Aktienanleger machen Kasse – Allianz-Aktie an Dax-Spitze

“Die Party wird in New York gefeiert, nicht in Frankfurt”, betonte Jochen Stanzl, Analyst des Online-Brokers CMC Markets. “Deregulierung, schuldenfinanzierte Infrastrukturinvestitionen, Senkung von Unternehmenssteuern – das ist gut für die Wall Street, hilft aber dem Deutschen Aktienindex erst einmal nicht weiter.” Spekulationen auf ein groß angelegtes Trump’sches Konjunkturprogramm hatten den US-Standardwerteindex Dow Jones am Donnerstag auf ein Rekordhoch von 18.873,66 Punkten gehievt. Der Dax legte im Wochenvergleich zwar gut drei Prozent zu, ist von seiner Bestmarke aber noch knapp 2000 Zähler entfernt.

ALLIANZ UND AUTOBAUER HALTEN DAX IM PLUS – INNOGY FALLEN

Ihn hielten am Freitag die kräftigen Kursgewinne des Index-Schwergewichts Allianz im Plus. Die Aktien des Versicherers stiegen um bis zu 4,5 Prozent auf ein Sechseinhalb-Monats-Hoch von 155,40 Euro. “Operativer und Reingewinn sind eindeutig höher als erwartet”, schrieb DZ Bank-Analyst Thorsten Wenzel in einem Kommentar. Noch positiver sei, dass die Fondstochter Pimco den Mittelabfluss gestoppt habe. Ermutigende Absatzzahlen von Volkswagen und BMW verhalfen den beiden Autobauern von Kursgewinnen von jeweils rund Prozent.
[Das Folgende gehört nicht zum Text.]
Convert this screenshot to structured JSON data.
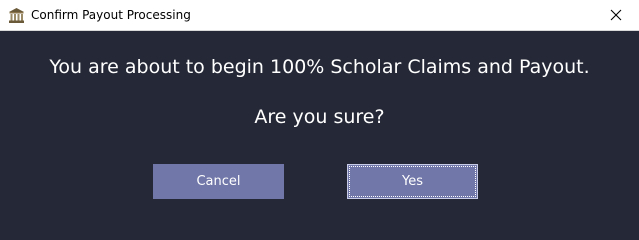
{
  "window": {
    "title": "Confirm Payout Processing",
    "app_icon": "building-icon",
    "close_icon": "close-icon"
  },
  "dialog": {
    "message": "You are about to begin 100% Scholar Claims and Payout.",
    "question": "Are you sure?",
    "cancel_label": "Cancel",
    "yes_label": "Yes"
  },
  "colors": {
    "background": "#252836",
    "button": "#7177a8",
    "text": "#ffffff"
  }
}
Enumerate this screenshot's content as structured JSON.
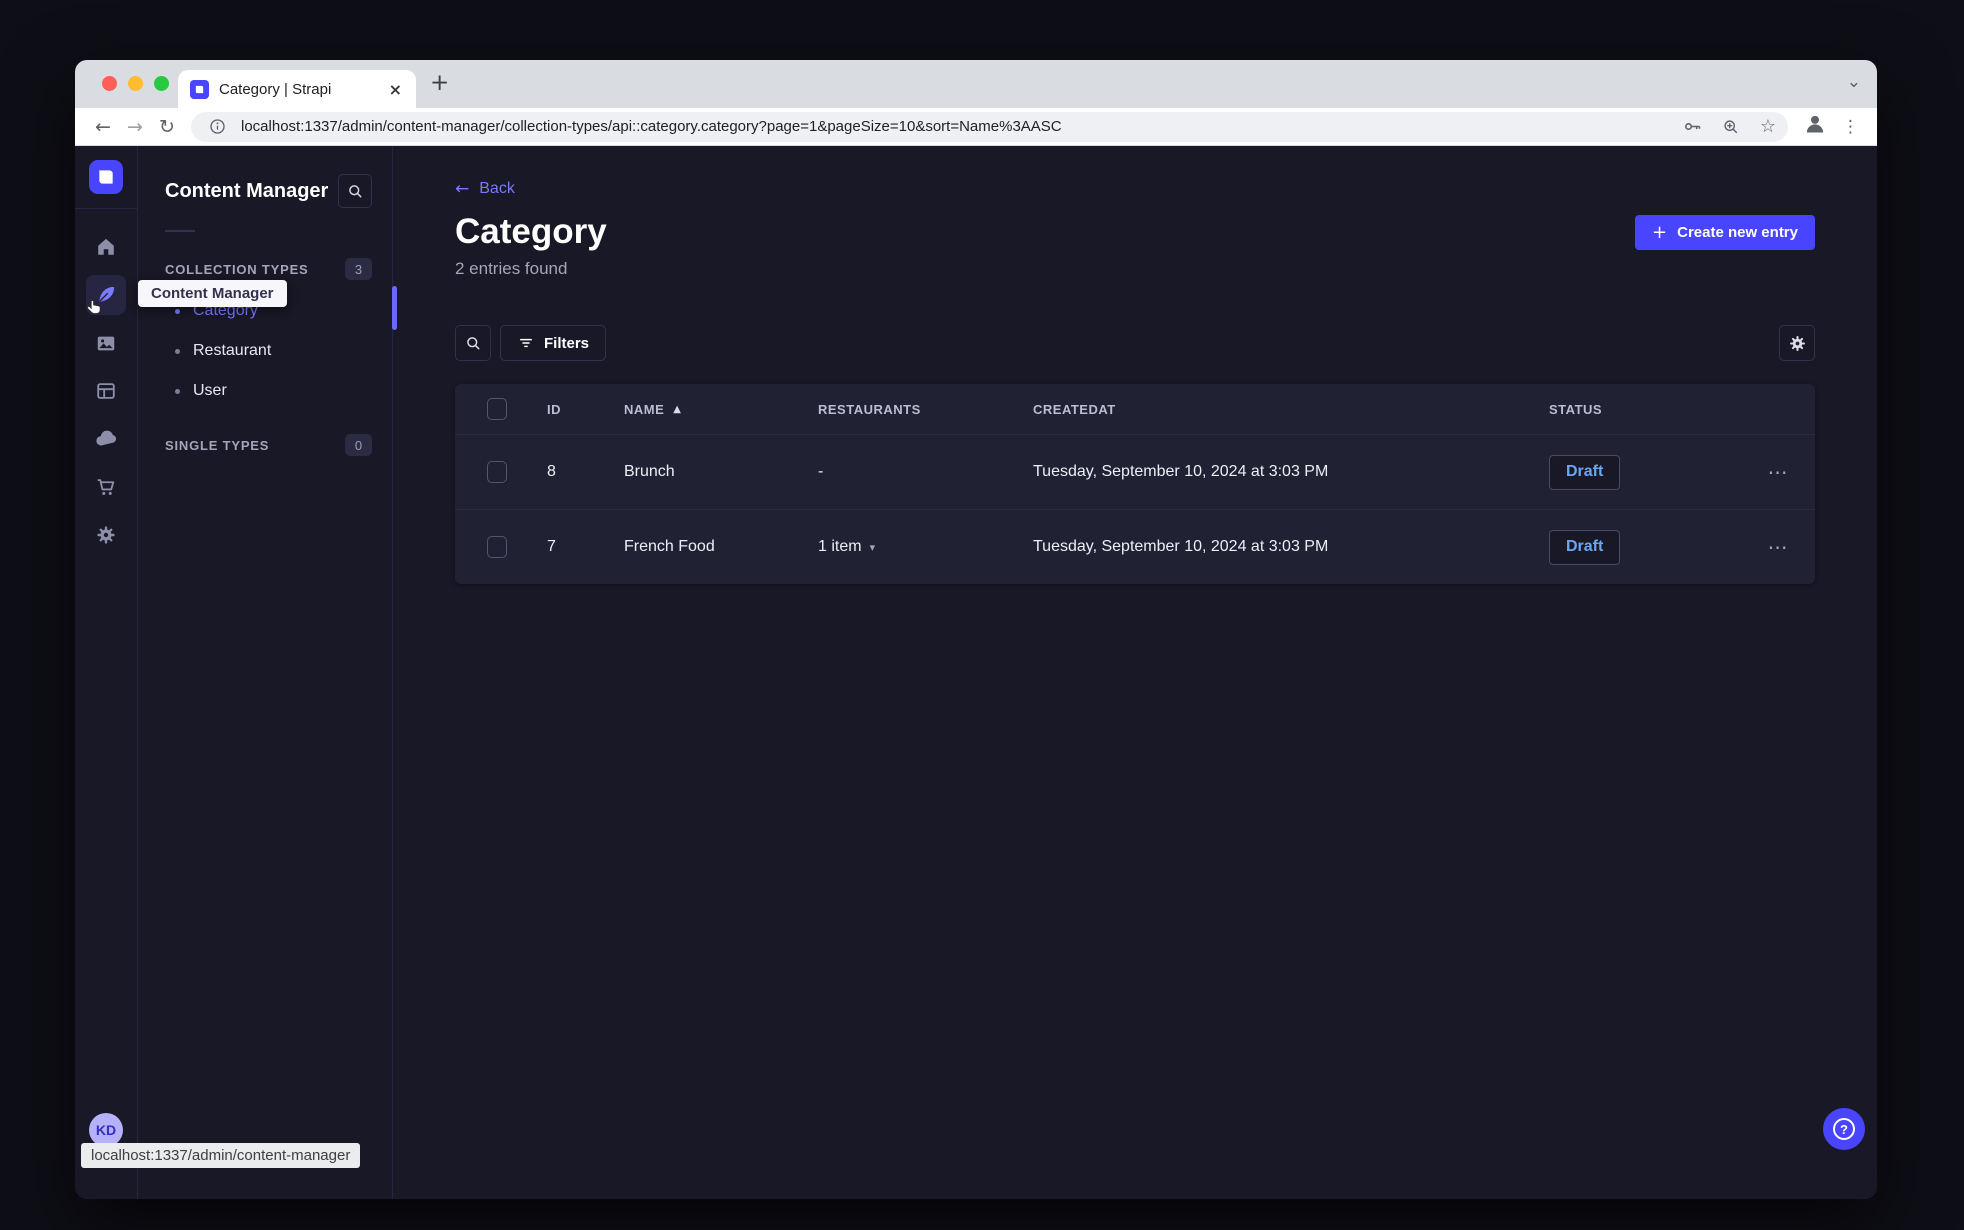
{
  "browser": {
    "tab_title": "Category | Strapi",
    "url": "localhost:1337/admin/content-manager/collection-types/api::category.category?page=1&pageSize=10&sort=Name%3AASC",
    "status_bar_link": "localhost:1337/admin/content-manager"
  },
  "icons": {
    "back_arrow": "←",
    "forward_arrow": "→",
    "reload": "↻",
    "menu_dots_vertical": "⋮",
    "more_dots_horizontal": "⋯",
    "tab_close": "×",
    "new_tab": "+",
    "strip_chevron": "⌄",
    "star": "☆",
    "sort_asc": "▲",
    "caret_down": "▾",
    "plus": "+",
    "question": "?"
  },
  "rail": {
    "tooltip": "Content Manager",
    "avatar_initials": "KD"
  },
  "subnav": {
    "title": "Content Manager",
    "collection_section": {
      "label": "COLLECTION TYPES",
      "badge": "3"
    },
    "items": [
      {
        "label": "Category",
        "active": true
      },
      {
        "label": "Restaurant",
        "active": false
      },
      {
        "label": "User",
        "active": false
      }
    ],
    "single_section": {
      "label": "SINGLE TYPES",
      "badge": "0"
    }
  },
  "main": {
    "back": "Back",
    "title": "Category",
    "subtitle": "2 entries found",
    "create_button": "Create new entry",
    "filters": "Filters"
  },
  "table": {
    "headers": {
      "id": "ID",
      "name": "NAME",
      "restaurants": "RESTAURANTS",
      "createdat": "CREATEDAT",
      "status": "STATUS"
    },
    "rows": [
      {
        "id": "8",
        "name": "Brunch",
        "restaurants": "-",
        "createdat": "Tuesday, September 10, 2024 at 3:03 PM",
        "status": "Draft"
      },
      {
        "id": "7",
        "name": "French Food",
        "restaurants": "1 item",
        "createdat": "Tuesday, September 10, 2024 at 3:03 PM",
        "status": "Draft"
      }
    ]
  },
  "colors": {
    "primary": "#4945ff",
    "link": "#7b79ff",
    "draft_text": "#6ba6f3",
    "app_background": "#181826",
    "card_background": "#212134",
    "border": "#32324d"
  }
}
Konkurrent Daimler gewann 1,2 Prozent.

Ein Gewinnrückgang drückte Innogy dagegen bis zu acht Prozent ins Minus. “So kurz nach dem Börsengang hatten alle mit einer positiven Überraschung gerechnet”, sagte ein Börsianer. Verschärfend komme die schlechte Branchenstimmung hinzu, da die Versorger unter den Spekulationen auf steigende Zinsen litten. Im Sog ihrer Ökostrom-Tochter verlor RWE 4,7 Prozent und war damit Schlusslicht im Dax. Verkauft wurden auch Werte wie HeidelbergCement oder Siemens, die Börsenlieblinge der vergangenen Tage. Sie büßten bis zu 3,6 Prozent ein.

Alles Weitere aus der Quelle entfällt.